Combining a walkie-talkie with a GPS unit offers some big advantages. In addition to combining everything you need for communication and mapping in one hand-held device, it also makes it possible for you to locate your friends by tracing their radio signals. The downside is that a combined GPS unit and two-way radio typically costs more than it would to buy the two units separately.
When it comes to integrating GPS functionality into a two-way radio, the Garmin Rino line stands alone. The most basic unit in this line, the Garmin Rino 120 (Discontinued) , offers only a few simple features. It comes with one built-in map, plus 8 GB of memory for storing additional maps. It can also store up to 500 map locations in memory. Its Position Reporting feature enables you to track other members of your party, and it also includes voice activation (VOX) and a vibration alert. However, it lacks other features found on most basic walkie-talkies, such as a weather radio. Its stated range is much shorter than that of most basic walkie-talkies -- just 2 miles on FRS and 5 on GMRS -- and many users say it can't even transmit that far with any clarity.
Despite these drawbacks, however, most users are very satisfied with the Rino 120. They say it's very easy to set up and use, and the GPS is very accurate. They also find the Position Reporting feature (which many refer to as a "buddy locator") to be very handy and, in some situations, even lifesaving. The main complaint we saw about this walkie-talkie is that it burns through batteries very quickly.

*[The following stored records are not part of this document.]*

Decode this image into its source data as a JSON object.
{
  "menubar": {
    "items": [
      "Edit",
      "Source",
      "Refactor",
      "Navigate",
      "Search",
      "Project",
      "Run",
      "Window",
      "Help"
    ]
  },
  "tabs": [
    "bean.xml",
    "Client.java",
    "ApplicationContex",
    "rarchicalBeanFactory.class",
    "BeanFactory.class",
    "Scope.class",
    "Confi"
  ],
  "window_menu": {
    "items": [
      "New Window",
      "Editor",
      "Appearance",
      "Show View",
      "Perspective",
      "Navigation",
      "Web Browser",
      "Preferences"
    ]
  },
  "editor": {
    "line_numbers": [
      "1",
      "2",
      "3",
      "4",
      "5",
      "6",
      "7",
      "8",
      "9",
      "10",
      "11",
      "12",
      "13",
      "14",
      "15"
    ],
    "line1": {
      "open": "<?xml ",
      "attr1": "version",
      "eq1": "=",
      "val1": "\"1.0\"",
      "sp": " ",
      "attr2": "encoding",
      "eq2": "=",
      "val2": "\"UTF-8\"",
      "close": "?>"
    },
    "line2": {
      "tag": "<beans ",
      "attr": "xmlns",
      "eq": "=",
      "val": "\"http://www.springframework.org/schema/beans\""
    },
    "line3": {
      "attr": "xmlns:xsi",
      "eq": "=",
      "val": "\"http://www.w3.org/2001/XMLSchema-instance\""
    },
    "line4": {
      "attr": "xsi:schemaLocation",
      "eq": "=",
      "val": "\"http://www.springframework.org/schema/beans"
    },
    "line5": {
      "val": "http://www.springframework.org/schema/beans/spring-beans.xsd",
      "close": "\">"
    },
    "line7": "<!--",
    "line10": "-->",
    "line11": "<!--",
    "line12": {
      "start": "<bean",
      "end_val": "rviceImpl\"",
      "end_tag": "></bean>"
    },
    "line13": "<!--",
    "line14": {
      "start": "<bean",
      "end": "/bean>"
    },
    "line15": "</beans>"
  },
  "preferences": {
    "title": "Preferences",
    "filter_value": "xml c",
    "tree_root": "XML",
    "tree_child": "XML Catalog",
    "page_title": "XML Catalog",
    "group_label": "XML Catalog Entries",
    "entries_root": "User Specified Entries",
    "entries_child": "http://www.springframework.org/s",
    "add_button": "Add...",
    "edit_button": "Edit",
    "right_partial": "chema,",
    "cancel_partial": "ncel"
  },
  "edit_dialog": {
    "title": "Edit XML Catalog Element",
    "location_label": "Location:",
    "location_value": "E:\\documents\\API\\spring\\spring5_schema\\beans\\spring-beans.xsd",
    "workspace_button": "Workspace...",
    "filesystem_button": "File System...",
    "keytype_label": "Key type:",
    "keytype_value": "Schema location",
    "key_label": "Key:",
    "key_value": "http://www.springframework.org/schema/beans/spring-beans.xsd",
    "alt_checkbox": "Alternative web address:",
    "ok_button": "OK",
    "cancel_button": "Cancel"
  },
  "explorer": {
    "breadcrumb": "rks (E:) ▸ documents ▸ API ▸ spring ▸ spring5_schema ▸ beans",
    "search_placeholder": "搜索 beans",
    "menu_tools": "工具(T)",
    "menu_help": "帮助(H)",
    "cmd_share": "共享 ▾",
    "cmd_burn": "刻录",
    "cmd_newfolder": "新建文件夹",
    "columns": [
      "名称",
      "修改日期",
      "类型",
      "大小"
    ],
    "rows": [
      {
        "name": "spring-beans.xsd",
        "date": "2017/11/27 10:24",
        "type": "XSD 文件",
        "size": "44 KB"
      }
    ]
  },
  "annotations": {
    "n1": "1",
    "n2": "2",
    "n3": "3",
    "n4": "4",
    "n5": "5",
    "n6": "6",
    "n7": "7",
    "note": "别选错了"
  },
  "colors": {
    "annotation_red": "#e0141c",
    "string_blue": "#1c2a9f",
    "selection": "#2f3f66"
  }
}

Each unit takes three AA batteries, and while Garmin says they can run for 15 hours on a set, some users say two to four hours is more accurate. We also saw some complaints at Amazon.com about the walkie-talkies unexpectedly "locking up," meaning that they lose power and need to be switched back on. The Garmin Rino 120 is discontinued, but is still available from some retailers and direct from Garmin.

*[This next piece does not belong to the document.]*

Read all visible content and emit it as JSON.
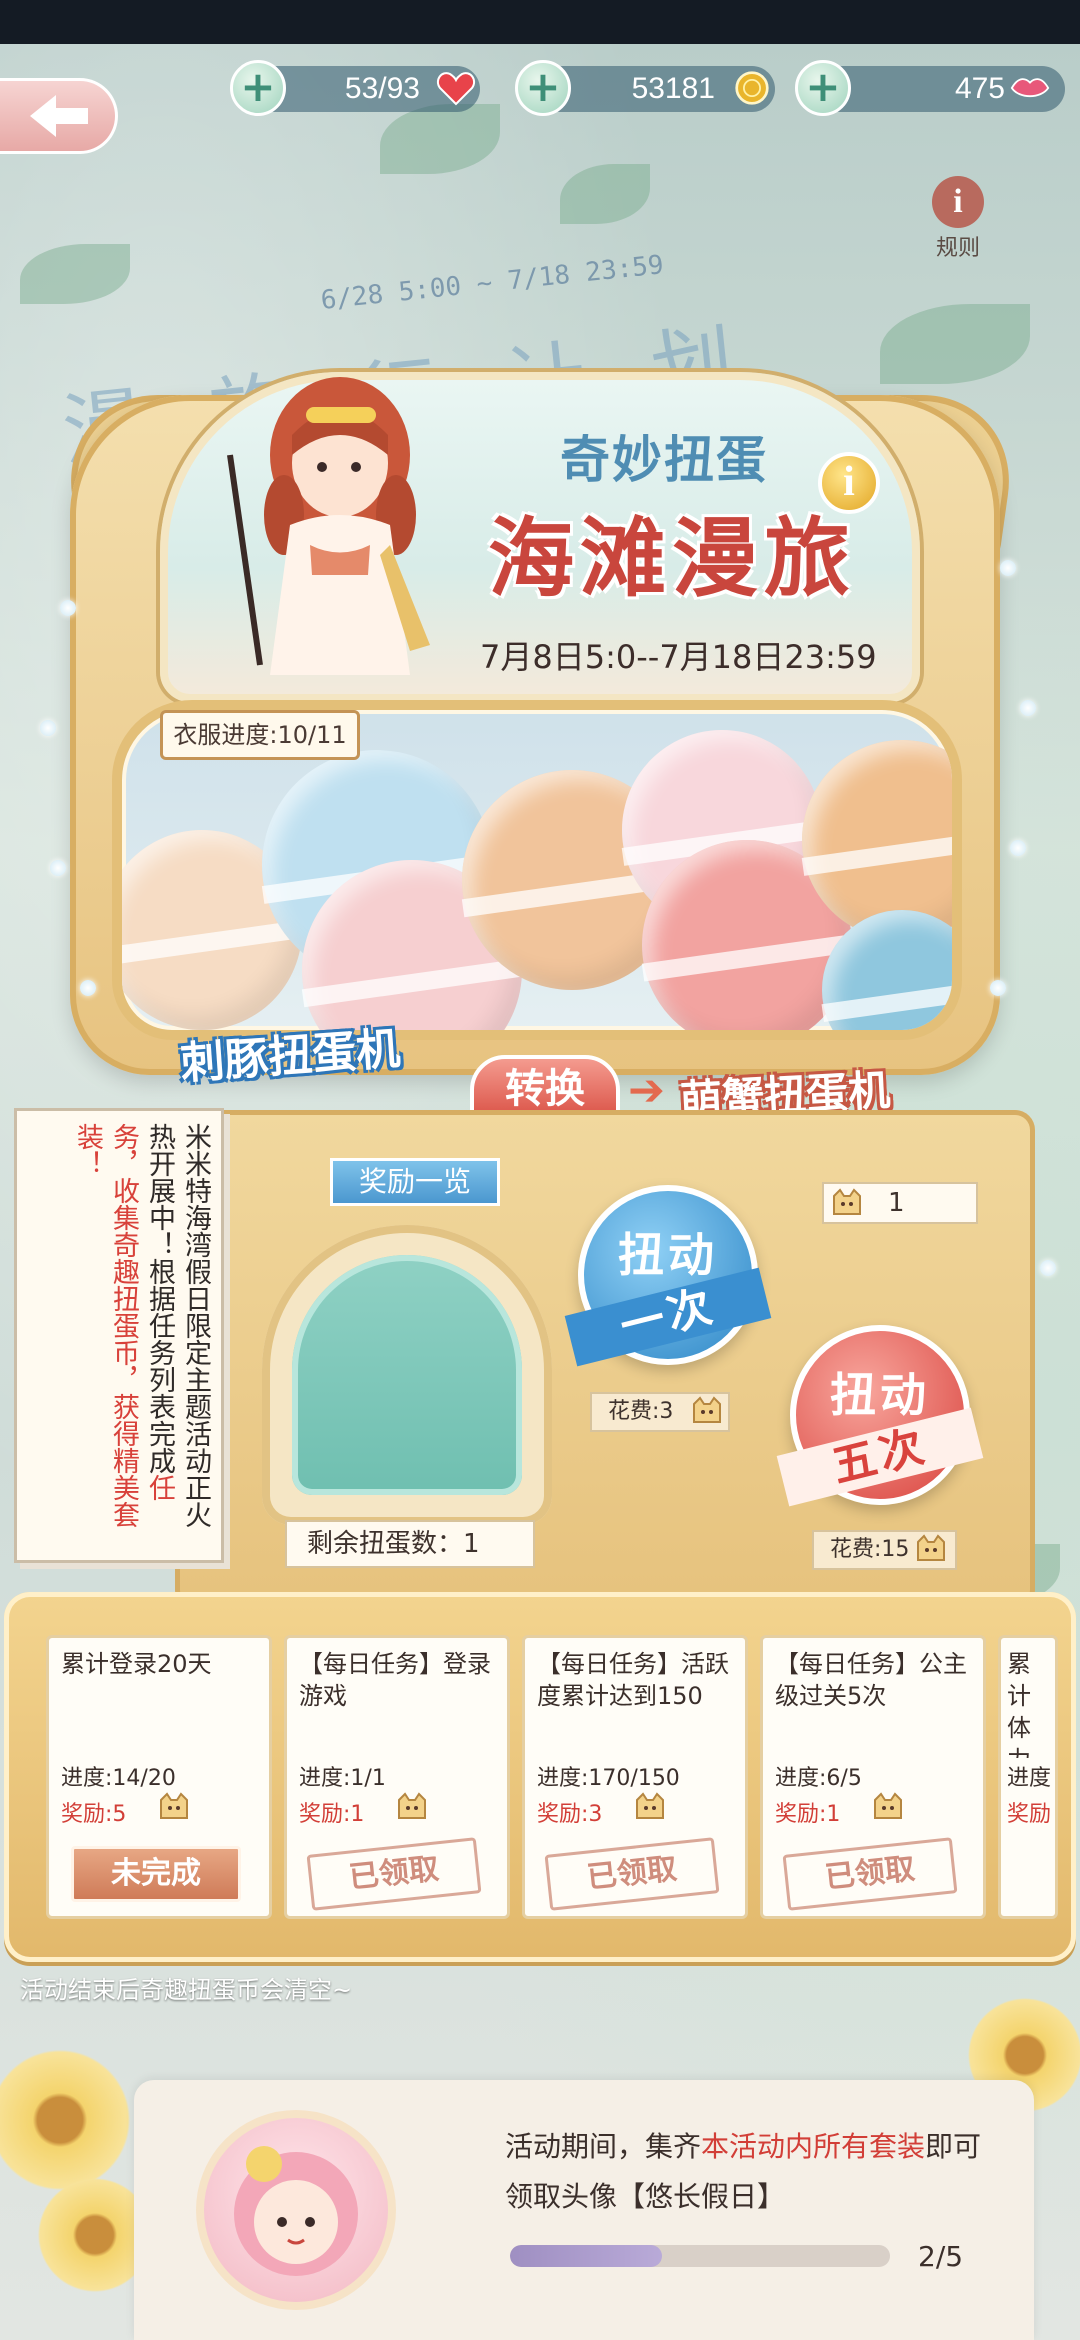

Newer Garmin two-way radios with GPS correct some of these problems. The Garmin Rino 650 (Est. $420) and the Garmin Rino 655T (Est. $520) both run on rechargeable lithium batteries, with the option of adding AA batteries as a backup. Their range on GMRS is about four times as long as the Garmin Rino 120, and they have large color touch screens in place of the 120's black-and-white screen. Both models are packed with extras like a weather radio, an electronic compass and a barometric altimeter. The Garmin Rino 655T also includes a 5-megapixel autofocus camera and preloaded topographic maps.
Users like the wealth of features on these two Garmin radios, especially on the Garmin Rino 655T. They also say that these GPS walkie-talkies offer clear reception and accurate satellite tracking. However, owners don't find them as reliable or as easy to use as the cheaper Garmin Rino 120. Users say that the firmware on the Garmin Rino 650 is buggy, causing problems with everything from loading new maps to viewing icons. They also find the controls on both units non-intuitive, though most say it's not too hard to use once you've studied the manual. We also found several reports of malfunctions, from scratched screens and broken belt clips to battery failures. All Garmin units are backed by a one-year limited warranty, but multiple owners complain that the company refused to repair or replace their damaged units.